Le sultan Nourreddin succéda à son père Aibegh, et fut le second Sultan de la dynastie des esclaves baharites ; il régna deux ans et huit mois, et fut assassiné.

Elmelik-Eldaer, autrement dit Bibars-Elbondukdari fut le troisième prince des esclaves baharites ; il régna avec gloire dix-sept ans et deux mois et demi, et mourut à Damas ; c’est le même Bibars qui, à la tête des Mamelucs, empêcha le roi de France de s’emparer de Mansoura.

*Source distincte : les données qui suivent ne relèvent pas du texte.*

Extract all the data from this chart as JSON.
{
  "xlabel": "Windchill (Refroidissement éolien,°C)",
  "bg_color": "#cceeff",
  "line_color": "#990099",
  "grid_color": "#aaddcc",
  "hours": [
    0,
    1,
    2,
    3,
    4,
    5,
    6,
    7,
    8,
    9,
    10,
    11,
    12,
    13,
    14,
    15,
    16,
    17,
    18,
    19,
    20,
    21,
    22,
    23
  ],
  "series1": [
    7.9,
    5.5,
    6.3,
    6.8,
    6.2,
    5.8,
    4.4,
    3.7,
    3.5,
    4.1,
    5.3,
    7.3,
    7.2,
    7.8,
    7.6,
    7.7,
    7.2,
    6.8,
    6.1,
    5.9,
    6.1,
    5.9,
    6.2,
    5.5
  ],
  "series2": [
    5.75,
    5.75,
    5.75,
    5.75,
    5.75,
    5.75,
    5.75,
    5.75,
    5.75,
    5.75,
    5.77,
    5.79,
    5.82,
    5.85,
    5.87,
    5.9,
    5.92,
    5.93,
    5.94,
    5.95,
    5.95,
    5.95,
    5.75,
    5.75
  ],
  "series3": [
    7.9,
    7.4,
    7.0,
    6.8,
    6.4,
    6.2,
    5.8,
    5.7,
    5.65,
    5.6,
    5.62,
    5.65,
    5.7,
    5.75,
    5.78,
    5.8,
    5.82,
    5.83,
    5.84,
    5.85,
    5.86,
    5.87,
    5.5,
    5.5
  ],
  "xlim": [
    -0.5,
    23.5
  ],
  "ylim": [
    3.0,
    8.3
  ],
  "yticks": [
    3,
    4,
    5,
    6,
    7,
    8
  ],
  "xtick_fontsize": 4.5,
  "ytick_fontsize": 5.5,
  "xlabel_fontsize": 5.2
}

Le sultan Echref-Hagi fut le dernier des esclaves baharites ; il monta sur le trône à l’âge de six ans, sous la tutelle d’un certain Berkoukielboga, qui chassa son pupille et s’empara du Royaume l’année 784 de l’hégire ; il fut dépossédé à son tour, et le sultan Echref-Hagi remonta sur le trône. Quelque temps après, dégoûté de la royauté, il l’abdiqua volontairement, et Berkouk lui succéda. Ce Berkouk commença la dynastie des esclaves circassiens, qui ont régné en Égypte cent vingt-un ans sous vingt-deux rois différens ; le dernier de cette dynastie fut Toumanbey, que sultan Sélim, empereur des Turcs, après avoir conquis toute l’Égypte, fit pendre à une des portes de la ville du Caire.


  1. Voyez la note au sujet de Munkir, page 56.
  2. De galoches : les esclaves portent dans la maison des espèces de galoches.